The sieve of Eratosthenes is one of my favorite math exercises to do with kids, and it’s a great intro into prime numbers. It eliminates numbers through the multiples, leaving primes on the 100 chart. We usually use block crayons, because there is a definite pattern on the 100 chart for multiples, and block crayons allow us to cover multiples quickly. They also have some transparency, so the overlay is more obvious. You can find these exercises to see all the multiple patterns for multiplication in my curriculum: Multiplication and Division Year 2.
Like introducing multiplication, we begin with the multiples of 10 (shaded yellow,) in contrast to the 2’s. This starts with the easiest multiple pattern, but also allows us to see where the 2’s fall on the chart in relationship to the 10’s. Then we move onto the 5’s (also shaded yellow.) We can see that the 5’s also hit all the 10’s every other time.
From here we travel back to the 2’s, which move in verticle lines down the page (shaded purple). Then we slide over to do the 3’s (shaded blue). This diagonal pattern for the 3’s is not only fun, but if you explore the digit-sums of the 3’s, we discover it’s rule for divisibility. (This is covered in my Number Sums Curriculum.) The 4’s, 6’s, and 8’s are covered by the 2’s since 2 is a factor for each, and that leaves us with 7’s. (If finding the multiple patterns in a 100-chart is not something that you’ve done before, I suggest also working through the 4’s, 6’s, and 8’s, so you can see the patterns, understand why the 2’s also cover all even numbers, and see where numbers overlay showing common multiples. Ideally, each number would be done on a 100-chart on it’s own. This activity is done in my Quality of Numbers and repeated with new pattern discovery of the multiples in my Multiplication and Division.)
After 7’s are shaded, we are left with the *primes* — the numbers of only two factors – one and themselves. I find primes so interesting, and they are the favored numbers in this house at the moment. Each year my children decide how to take turns opening our Activity Advent Calendar. It’s usually even and odd numbers; this year my youngest child took prime and the older took composite.
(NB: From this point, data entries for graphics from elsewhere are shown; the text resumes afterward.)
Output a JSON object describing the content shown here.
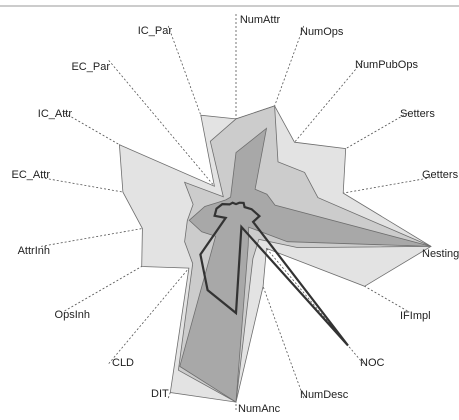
{
  "chart_data": {
    "type": "radar",
    "title": "",
    "axes": [
      "NumAttr",
      "NumOps",
      "NumPubOps",
      "Setters",
      "Getters",
      "Nesting",
      "IFImpl",
      "NOC",
      "NumDesc",
      "NumAnc",
      "DIT",
      "CLD",
      "OpsInh",
      "AttrInh",
      "EC_Attr",
      "IC_Attr",
      "EC_Par",
      "IC_Par"
    ],
    "range": [
      0,
      1
    ],
    "grid": false,
    "legend": "none",
    "series": [
      {
        "values": [
          0.47,
          0.57,
          0.46,
          0.64,
          0.55,
          1.0,
          0.75,
          0.24,
          0.4,
          0.96,
          0.97,
          0.37,
          0.55,
          0.48,
          0.58,
          0.68,
          0.17,
          0.52
        ],
        "fill": "#e3e3e3",
        "opacity": 1.0
      },
      {
        "values": [
          0.47,
          0.57,
          0.33,
          0.4,
          0.42,
          1.0,
          0.36,
          0.18,
          0.25,
          0.96,
          0.85,
          0.34,
          0.3,
          0.25,
          0.22,
          0.3,
          0.1,
          0.38
        ],
        "fill": "#c2c2c2",
        "opacity": 0.7
      },
      {
        "values": [
          0.3,
          0.45,
          0.15,
          0.18,
          0.2,
          1.0,
          0.3,
          0.1,
          0.18,
          0.96,
          0.83,
          0.16,
          0.2,
          0.24,
          0.16,
          0.1,
          0.08,
          0.08
        ],
        "fill": "#9c9c9c",
        "opacity": 0.75
      },
      {
        "values": [
          0.04,
          0.05,
          0.06,
          0.05,
          0.08,
          0.12,
          0.1,
          0.88,
          0.08,
          0.51,
          0.42,
          0.28,
          0.06,
          0.11,
          0.1,
          0.08,
          0.05,
          0.05
        ],
        "fill": "none",
        "stroke": "#333333",
        "stroke_width": 2.2
      }
    ]
  }
}
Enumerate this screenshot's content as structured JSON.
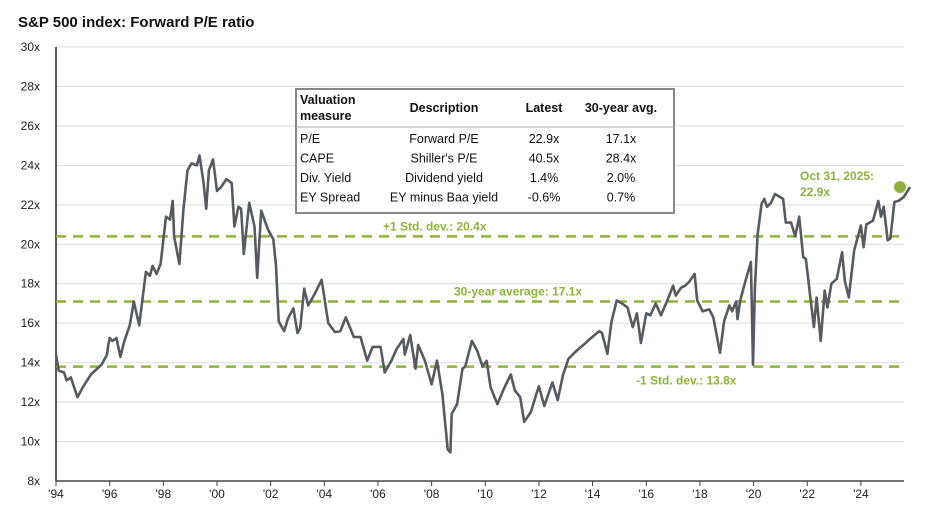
{
  "chart_data": {
    "type": "line",
    "title": "S&P 500 index: Forward P/E ratio",
    "ylim": [
      8,
      30
    ],
    "yticks": [
      8,
      10,
      12,
      14,
      16,
      18,
      20,
      22,
      24,
      26,
      28,
      30
    ],
    "ytick_labels": [
      "8x",
      "10x",
      "12x",
      "14x",
      "16x",
      "18x",
      "20x",
      "22x",
      "24x",
      "26x",
      "28x",
      "30x"
    ],
    "xlim": [
      1994,
      2026
    ],
    "xticks": [
      1994,
      1996,
      1998,
      2000,
      2002,
      2004,
      2006,
      2008,
      2010,
      2012,
      2014,
      2016,
      2018,
      2020,
      2022,
      2024
    ],
    "xtick_labels": [
      "'94",
      "'96",
      "'98",
      "'00",
      "'02",
      "'04",
      "'06",
      "'08",
      "'10",
      "'12",
      "'14",
      "'16",
      "'18",
      "'20",
      "'22",
      "'24"
    ],
    "grid": "horizontal",
    "colors": {
      "series": "#555B60",
      "reference": "#8DB33A",
      "grid": "#DDDDDD"
    },
    "series": [
      {
        "x": [
          1994.0,
          1994.1,
          1994.3,
          1994.4,
          1994.55,
          1994.8,
          1995.0,
          1995.3,
          1995.7,
          1995.9,
          1995.95,
          1996.0,
          1996.1,
          1996.25,
          1996.4,
          1996.55,
          1996.75,
          1996.9,
          1997.1,
          1997.35,
          1997.5,
          1997.6,
          1997.75,
          1997.9,
          1998.1,
          1998.25,
          1998.35,
          1998.4,
          1998.6,
          1998.75,
          1998.9,
          1999.05,
          1999.25,
          1999.35,
          1999.5,
          1999.6,
          1999.7,
          1999.85,
          2000.0,
          2000.15,
          2000.35,
          2000.55,
          2000.65,
          2000.8,
          2000.9,
          2001.0,
          2001.2,
          2001.4,
          2001.5,
          2001.65,
          2001.9,
          2002.1,
          2002.2,
          2002.3,
          2002.5,
          2002.65,
          2002.85,
          2003.0,
          2003.1,
          2003.25,
          2003.4,
          2003.65,
          2003.9,
          2004.15,
          2004.4,
          2004.6,
          2004.8,
          2005.1,
          2005.35,
          2005.6,
          2005.8,
          2006.1,
          2006.25,
          2006.5,
          2006.7,
          2006.95,
          2007.0,
          2007.2,
          2007.4,
          2007.5,
          2007.75,
          2008.0,
          2008.2,
          2008.4,
          2008.6,
          2008.7,
          2008.75,
          2008.95,
          2009.15,
          2009.25,
          2009.5,
          2009.7,
          2009.9,
          2010.05,
          2010.2,
          2010.45,
          2010.7,
          2010.95,
          2011.1,
          2011.3,
          2011.45,
          2011.7,
          2011.9,
          2012.0,
          2012.2,
          2012.5,
          2012.7,
          2012.9,
          2013.1,
          2013.4,
          2013.7,
          2013.9,
          2014.25,
          2014.35,
          2014.55,
          2014.7,
          2014.9,
          2015.1,
          2015.3,
          2015.5,
          2015.65,
          2015.8,
          2016.0,
          2016.15,
          2016.35,
          2016.55,
          2016.8,
          2017.0,
          2017.1,
          2017.3,
          2017.45,
          2017.6,
          2017.8,
          2017.9,
          2018.1,
          2018.35,
          2018.5,
          2018.75,
          2018.9,
          2019.1,
          2019.2,
          2019.35,
          2019.4,
          2019.5,
          2019.7,
          2019.9,
          2019.98,
          2020.05,
          2020.15,
          2020.3,
          2020.4,
          2020.5,
          2020.65,
          2020.8,
          2021.1,
          2021.2,
          2021.4,
          2021.55,
          2021.7,
          2021.85,
          2021.95,
          2022.1,
          2022.25,
          2022.35,
          2022.5,
          2022.65,
          2022.75,
          2022.9,
          2023.1,
          2023.3,
          2023.4,
          2023.55,
          2023.75,
          2024.0,
          2024.1,
          2024.2,
          2024.45,
          2024.65,
          2024.75,
          2024.85,
          2025.0,
          2025.1,
          2025.25,
          2025.4,
          2025.6,
          2025.83
        ],
        "y": [
          14.4,
          13.6,
          13.5,
          13.1,
          13.25,
          12.25,
          12.75,
          13.4,
          13.9,
          14.4,
          14.9,
          15.25,
          15.1,
          15.25,
          14.3,
          15.1,
          15.9,
          17.1,
          15.9,
          18.6,
          18.4,
          18.9,
          18.5,
          19.0,
          21.4,
          21.25,
          22.2,
          20.4,
          19.0,
          21.75,
          23.75,
          24.1,
          24.0,
          24.5,
          23.1,
          21.8,
          23.75,
          24.3,
          22.7,
          22.9,
          23.3,
          23.1,
          20.9,
          21.9,
          21.8,
          19.5,
          22.1,
          20.9,
          18.3,
          21.7,
          20.75,
          20.25,
          18.9,
          16.1,
          15.6,
          16.25,
          16.75,
          15.5,
          15.75,
          17.75,
          16.9,
          17.5,
          18.2,
          16.0,
          15.55,
          15.6,
          16.3,
          15.3,
          15.3,
          14.1,
          14.8,
          14.8,
          13.5,
          14.1,
          14.7,
          15.2,
          14.4,
          15.4,
          13.7,
          14.9,
          14.1,
          12.9,
          14.1,
          12.4,
          9.6,
          9.45,
          11.4,
          11.9,
          13.7,
          13.8,
          15.1,
          14.6,
          13.8,
          14.1,
          12.75,
          11.9,
          12.7,
          13.4,
          12.6,
          12.25,
          11.0,
          11.5,
          12.4,
          12.8,
          11.8,
          13.0,
          12.1,
          13.4,
          14.2,
          14.6,
          14.95,
          15.2,
          15.6,
          15.5,
          14.45,
          16.05,
          17.15,
          17.0,
          16.8,
          15.8,
          16.5,
          15.0,
          16.5,
          16.4,
          17.0,
          16.4,
          17.2,
          17.9,
          17.4,
          17.8,
          17.9,
          18.1,
          18.5,
          17.15,
          16.6,
          16.7,
          16.3,
          14.5,
          16.1,
          16.9,
          16.6,
          17.1,
          16.2,
          17.15,
          18.15,
          19.1,
          13.9,
          17.8,
          20.5,
          22.05,
          22.3,
          21.9,
          22.1,
          22.55,
          22.3,
          21.1,
          21.1,
          20.4,
          21.4,
          19.35,
          19.25,
          17.5,
          15.8,
          17.3,
          15.1,
          17.65,
          16.8,
          18.0,
          18.25,
          19.6,
          18.15,
          17.3,
          19.7,
          20.95,
          19.85,
          21.0,
          21.2,
          22.2,
          21.4,
          21.9,
          20.2,
          20.3,
          22.15,
          22.2,
          22.4,
          22.9
        ]
      }
    ],
    "reference_lines": [
      {
        "value": 20.4,
        "label": "+1 Std. dev.: 20.4x"
      },
      {
        "value": 17.1,
        "label": "30-year average: 17.1x"
      },
      {
        "value": 13.8,
        "label": "-1 Std. dev.: 13.8x"
      }
    ],
    "annotation": {
      "line1": "Oct 31, 2025:",
      "line2": "22.9x",
      "value": 22.9
    },
    "table": {
      "headers": [
        "Valuation measure",
        "Description",
        "Latest",
        "30-year avg."
      ],
      "header_line1": "Valuation",
      "header_line2": "measure",
      "rows": [
        [
          "P/E",
          "Forward P/E",
          "22.9x",
          "17.1x"
        ],
        [
          "CAPE",
          "Shiller's P/E",
          "40.5x",
          "28.4x"
        ],
        [
          "Div. Yield",
          "Dividend yield",
          "1.4%",
          "2.0%"
        ],
        [
          "EY Spread",
          "EY minus Baa yield",
          "-0.6%",
          "0.7%"
        ]
      ]
    }
  }
}
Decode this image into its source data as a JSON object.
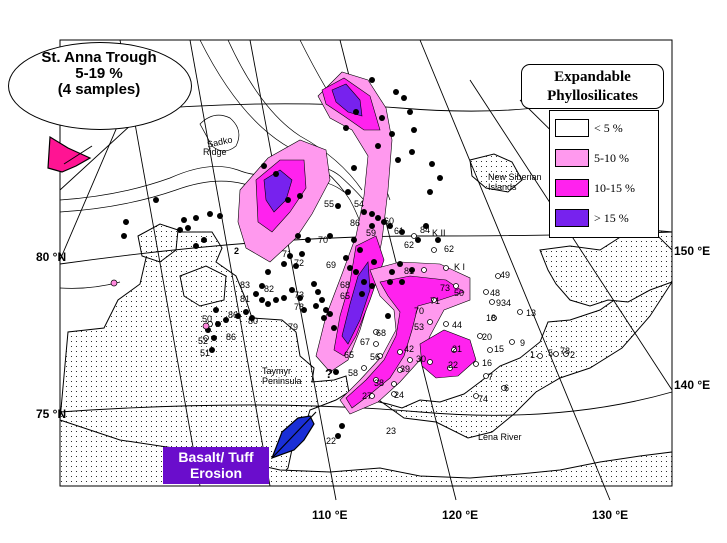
{
  "title": {
    "line1": "St. Anna Trough",
    "line2": "5-19 %",
    "line3": "(4 samples)"
  },
  "legend": {
    "title_line1": "Expandable",
    "title_line2": "Phyllosilicates",
    "items": [
      {
        "label": "< 5 %",
        "color": "#ffffff"
      },
      {
        "label": "5-10 %",
        "color": "#ff99ee"
      },
      {
        "label": "10-15 %",
        "color": "#ff22ee"
      },
      {
        "label": "> 15 %",
        "color": "#7722ee"
      }
    ]
  },
  "basalt_label": {
    "line1": "Basalt/ Tuff",
    "line2": "Erosion",
    "color": "#6a0dcc"
  },
  "arrows": {
    "left_arrow_color": "#ff1493",
    "bottom_arrow_color": "#1a2fd6"
  },
  "axes": {
    "lat_labels": [
      "80 °N",
      "75 °N"
    ],
    "lon_bottom": [
      "110 °E",
      "120 °E",
      "130 °E"
    ],
    "lon_right": [
      "150 °E",
      "140 °E"
    ]
  },
  "place_names": {
    "sadko": "Sadko",
    "ridge": "Ridge",
    "new_siberian_1": "New Siberian",
    "new_siberian_2": "Islands",
    "taymyr_1": "Taymyr",
    "taymyr_2": "Peninsula",
    "lena": "Lena River"
  },
  "stations_map": [
    "55",
    "54",
    "60",
    "86",
    "59",
    "61",
    "84",
    "KII",
    "62",
    "70",
    "2",
    "71",
    "72",
    "69",
    "68",
    "65",
    "62",
    "81",
    "KI",
    "49",
    "83",
    "82",
    "81",
    "79",
    "73",
    "78",
    "48",
    "934",
    "13",
    "86",
    "86",
    "80",
    "79",
    "56",
    "85",
    "52",
    "51",
    "67",
    "68",
    "73",
    "70",
    "71",
    "58",
    "53",
    "44",
    "20",
    "42",
    "21",
    "15",
    "9",
    "19",
    "30",
    "22",
    "16",
    "18",
    "7",
    "8",
    "1",
    "65",
    "5",
    "56",
    "39",
    "38",
    "27",
    "24",
    "74",
    "23",
    "22",
    "?"
  ]
}
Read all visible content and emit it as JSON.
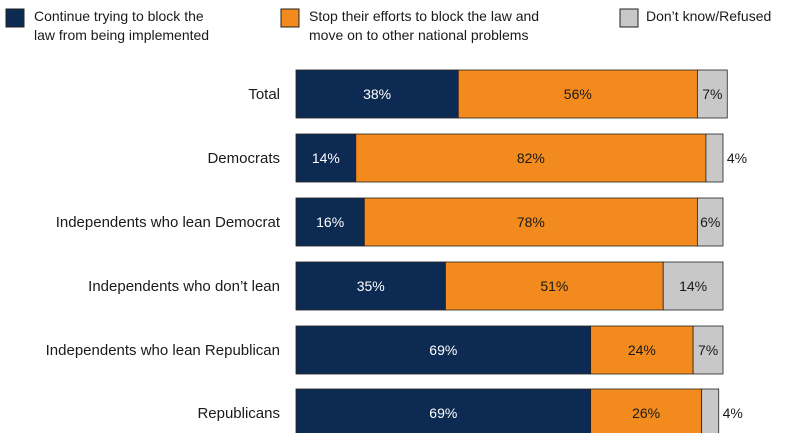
{
  "chart_data": {
    "type": "bar",
    "orientation": "horizontal",
    "stacked": true,
    "categories": [
      "Total",
      "Democrats",
      "Independents who lean Democrat",
      "Independents who don’t lean",
      "Independents who lean Republican",
      "Republicans"
    ],
    "series": [
      {
        "name": "Continue trying to block the law from being implemented",
        "legend_lines": [
          "Continue trying to block the",
          "law from being implemented"
        ],
        "color": "#0d2a52",
        "label_color": "#ffffff",
        "values": [
          38,
          14,
          16,
          35,
          69,
          69
        ],
        "labels": [
          "38%",
          "14%",
          "16%",
          "35%",
          "69%",
          "69%"
        ]
      },
      {
        "name": "Stop their efforts to block the law and move on to other national problems",
        "legend_lines": [
          "Stop their efforts to block the law and",
          "move on to other national problems"
        ],
        "color": "#f28a1e",
        "label_color": "#1a1a1a",
        "values": [
          56,
          82,
          78,
          51,
          24,
          26
        ],
        "labels": [
          "56%",
          "82%",
          "78%",
          "51%",
          "24%",
          "26%"
        ]
      },
      {
        "name": "Don’t know/Refused",
        "legend_lines": [
          "Don’t know/Refused"
        ],
        "color": "#c8c8c8",
        "label_color": "#1a1a1a",
        "values": [
          7,
          4,
          6,
          14,
          7,
          4
        ],
        "labels": [
          "7%",
          "4%",
          "6%",
          "14%",
          "7%",
          "4%"
        ],
        "label_outside": [
          false,
          true,
          false,
          false,
          false,
          true
        ]
      }
    ],
    "xlim": [
      0,
      100
    ],
    "grid": false,
    "legend_position": "top"
  }
}
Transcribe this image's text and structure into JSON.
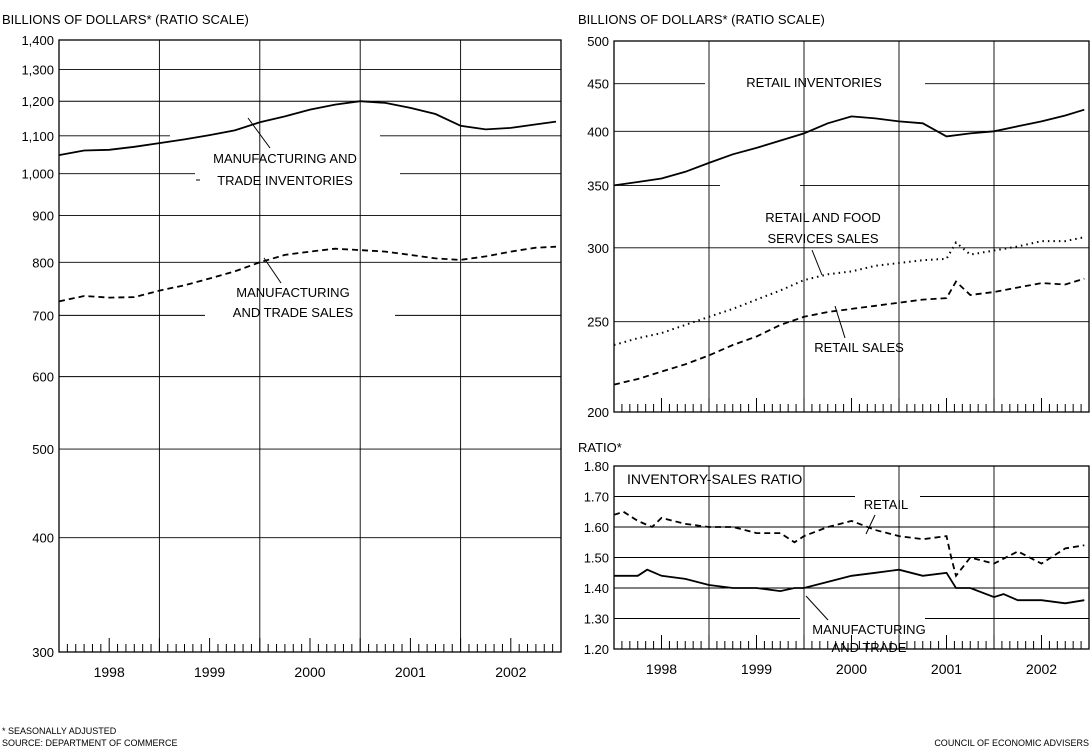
{
  "chart_data": [
    {
      "id": "mt",
      "type": "line",
      "title": "BILLIONS OF DOLLARS* (RATIO SCALE)",
      "scale": "log",
      "ylim": [
        300,
        1400
      ],
      "yticks": [
        300,
        400,
        500,
        600,
        700,
        800,
        900,
        1000,
        1100,
        1200,
        1300,
        1400
      ],
      "ytick_labels": [
        "300",
        "400",
        "500",
        "600",
        "700",
        "800",
        "900",
        "1,000",
        "1,100",
        "1,200",
        "1,300",
        "1,400"
      ],
      "xlim": [
        1998.0,
        2003.0
      ],
      "year_labels": [
        "1998",
        "1999",
        "2000",
        "2001",
        "2002"
      ],
      "series": [
        {
          "id": "mt-inv",
          "name": "MANUFACTURING AND TRADE INVENTORIES",
          "name_lines": [
            "MANUFACTURING AND",
            "TRADE INVENTORIES"
          ],
          "style": "solid",
          "x": [
            1998.0,
            1998.25,
            1998.5,
            1998.75,
            1999.0,
            1999.25,
            1999.5,
            1999.75,
            2000.0,
            2000.25,
            2000.5,
            2000.75,
            2001.0,
            2001.25,
            2001.5,
            2001.75,
            2002.0,
            2002.25,
            2002.5,
            2002.75,
            2002.95
          ],
          "y": [
            1048,
            1060,
            1062,
            1070,
            1080,
            1090,
            1102,
            1115,
            1138,
            1155,
            1175,
            1190,
            1200,
            1195,
            1180,
            1162,
            1128,
            1118,
            1122,
            1132,
            1140
          ]
        },
        {
          "id": "mt-sales",
          "name": "MANUFACTURING AND TRADE SALES",
          "name_lines": [
            "MANUFACTURING",
            "AND TRADE SALES"
          ],
          "style": "dash",
          "x": [
            1998.0,
            1998.25,
            1998.5,
            1998.75,
            1999.0,
            1999.25,
            1999.5,
            1999.75,
            2000.0,
            2000.25,
            2000.5,
            2000.75,
            2001.0,
            2001.25,
            2001.5,
            2001.75,
            2002.0,
            2002.25,
            2002.5,
            2002.75,
            2002.95
          ],
          "y": [
            725,
            735,
            732,
            733,
            745,
            755,
            768,
            782,
            800,
            815,
            822,
            828,
            825,
            822,
            815,
            808,
            805,
            812,
            822,
            830,
            832
          ]
        }
      ]
    },
    {
      "id": "rt",
      "type": "line",
      "title": "BILLIONS OF DOLLARS* (RATIO SCALE)",
      "scale": "log",
      "ylim": [
        200,
        500
      ],
      "yticks": [
        200,
        250,
        300,
        350,
        400,
        450,
        500
      ],
      "ytick_labels": [
        "200",
        "250",
        "300",
        "350",
        "400",
        "450",
        "500"
      ],
      "xlim": [
        1998.0,
        2003.0
      ],
      "series": [
        {
          "id": "rt-inv",
          "name": "RETAIL INVENTORIES",
          "style": "solid",
          "x": [
            1998.0,
            1998.25,
            1998.5,
            1998.75,
            1999.0,
            1999.25,
            1999.5,
            1999.75,
            2000.0,
            2000.25,
            2000.5,
            2000.75,
            2001.0,
            2001.25,
            2001.5,
            2001.75,
            2002.0,
            2002.25,
            2002.5,
            2002.75,
            2002.95
          ],
          "y": [
            350,
            353,
            356,
            362,
            370,
            378,
            384,
            391,
            398,
            408,
            415,
            413,
            410,
            408,
            395,
            398,
            400,
            405,
            410,
            416,
            422
          ]
        },
        {
          "id": "rt-food",
          "name": "RETAIL AND FOOD SERVICES SALES",
          "name_lines": [
            "RETAIL AND FOOD",
            "SERVICES SALES"
          ],
          "style": "dotted",
          "x": [
            1998.0,
            1998.25,
            1998.5,
            1998.75,
            1999.0,
            1999.25,
            1999.5,
            1999.75,
            2000.0,
            2000.25,
            2000.5,
            2000.75,
            2001.0,
            2001.25,
            2001.5,
            2001.6,
            2001.75,
            2002.0,
            2002.25,
            2002.5,
            2002.75,
            2002.95
          ],
          "y": [
            236,
            240,
            243,
            248,
            253,
            258,
            264,
            270,
            277,
            281,
            283,
            287,
            289,
            291,
            292,
            304,
            295,
            298,
            301,
            305,
            305,
            308
          ]
        },
        {
          "id": "rt-sales",
          "name": "RETAIL SALES",
          "style": "dash",
          "x": [
            1998.0,
            1998.25,
            1998.5,
            1998.75,
            1999.0,
            1999.25,
            1999.5,
            1999.75,
            2000.0,
            2000.25,
            2000.5,
            2000.75,
            2001.0,
            2001.25,
            2001.5,
            2001.6,
            2001.75,
            2002.0,
            2002.25,
            2002.5,
            2002.75,
            2002.95
          ],
          "y": [
            214,
            217,
            221,
            225,
            230,
            236,
            241,
            248,
            253,
            256,
            258,
            260,
            262,
            264,
            265,
            276,
            267,
            269,
            272,
            275,
            274,
            278
          ]
        }
      ]
    },
    {
      "id": "ratio",
      "type": "line",
      "title": "RATIO*",
      "panel_title": "INVENTORY-SALES RATIO",
      "scale": "linear",
      "ylim": [
        1.2,
        1.8
      ],
      "yticks": [
        1.2,
        1.3,
        1.4,
        1.5,
        1.6,
        1.7,
        1.8
      ],
      "ytick_labels": [
        "1.20",
        "1.30",
        "1.40",
        "1.50",
        "1.60",
        "1.70",
        "1.80"
      ],
      "xlim": [
        1998.0,
        2003.0
      ],
      "year_labels": [
        "1998",
        "1999",
        "2000",
        "2001",
        "2002"
      ],
      "series": [
        {
          "id": "ratio-retail",
          "name": "RETAIL",
          "style": "dash",
          "x": [
            1998.0,
            1998.1,
            1998.25,
            1998.4,
            1998.5,
            1998.75,
            1999.0,
            1999.25,
            1999.5,
            1999.75,
            1999.9,
            2000.0,
            2000.25,
            2000.5,
            2000.75,
            2001.0,
            2001.25,
            2001.5,
            2001.55,
            2001.6,
            2001.75,
            2002.0,
            2002.25,
            2002.5,
            2002.75,
            2002.95
          ],
          "y": [
            1.64,
            1.65,
            1.62,
            1.6,
            1.63,
            1.61,
            1.6,
            1.6,
            1.58,
            1.58,
            1.55,
            1.57,
            1.6,
            1.62,
            1.59,
            1.57,
            1.56,
            1.57,
            1.5,
            1.44,
            1.5,
            1.48,
            1.52,
            1.48,
            1.53,
            1.54
          ]
        },
        {
          "id": "ratio-mt",
          "name": "MANUFACTURING AND TRADE",
          "name_lines": [
            "MANUFACTURING",
            "AND TRADE"
          ],
          "style": "solid",
          "x": [
            1998.0,
            1998.25,
            1998.35,
            1998.5,
            1998.75,
            1999.0,
            1999.25,
            1999.5,
            1999.75,
            1999.9,
            2000.0,
            2000.25,
            2000.5,
            2000.75,
            2001.0,
            2001.25,
            2001.5,
            2001.6,
            2001.75,
            2002.0,
            2002.1,
            2002.25,
            2002.5,
            2002.75,
            2002.95
          ],
          "y": [
            1.44,
            1.44,
            1.46,
            1.44,
            1.43,
            1.41,
            1.4,
            1.4,
            1.39,
            1.4,
            1.4,
            1.42,
            1.44,
            1.45,
            1.46,
            1.44,
            1.45,
            1.4,
            1.4,
            1.37,
            1.38,
            1.36,
            1.36,
            1.35,
            1.36
          ]
        }
      ]
    }
  ],
  "footnote": "* SEASONALLY ADJUSTED",
  "source": "SOURCE: DEPARTMENT OF COMMERCE",
  "credit": "COUNCIL OF ECONOMIC ADVISERS"
}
There is so much to notice about primes, and people (mathematicians) have looked for years. All the primes except the number 2 are odd. This is because all the other even numbers are multiples of 2. There are more primes that end with 7 than any other digit within the 100 chart. Interestingly it is the 7’s was the last that multiple in our sequence (and if you sequenced numerically) of elimination. There are prime gaps, the distance between two subsequent primes, prime twins, primes separated by exactly two numbers, and prime theorems and conjectures, ideas proven to be true and those thought to be true. One conjecture, by Goldbach, states all even numbers can be expressed by the sum of two primes. We are exploring some of those relationships in the current block we are doing: The Shapes of Numbers. I hope to eventually write a curriculum for this exploration. If you want to learn more about why primes are so fascinating, the site, Frontier for Young Minds, has some interesting information. Additionally, if you haven’t see Data Pointed’s Dancing Dots that illustrate composite and prime numbers, it’s also worth exploring. This is a fabulous animation with which to do a ‘ notice and wonder’.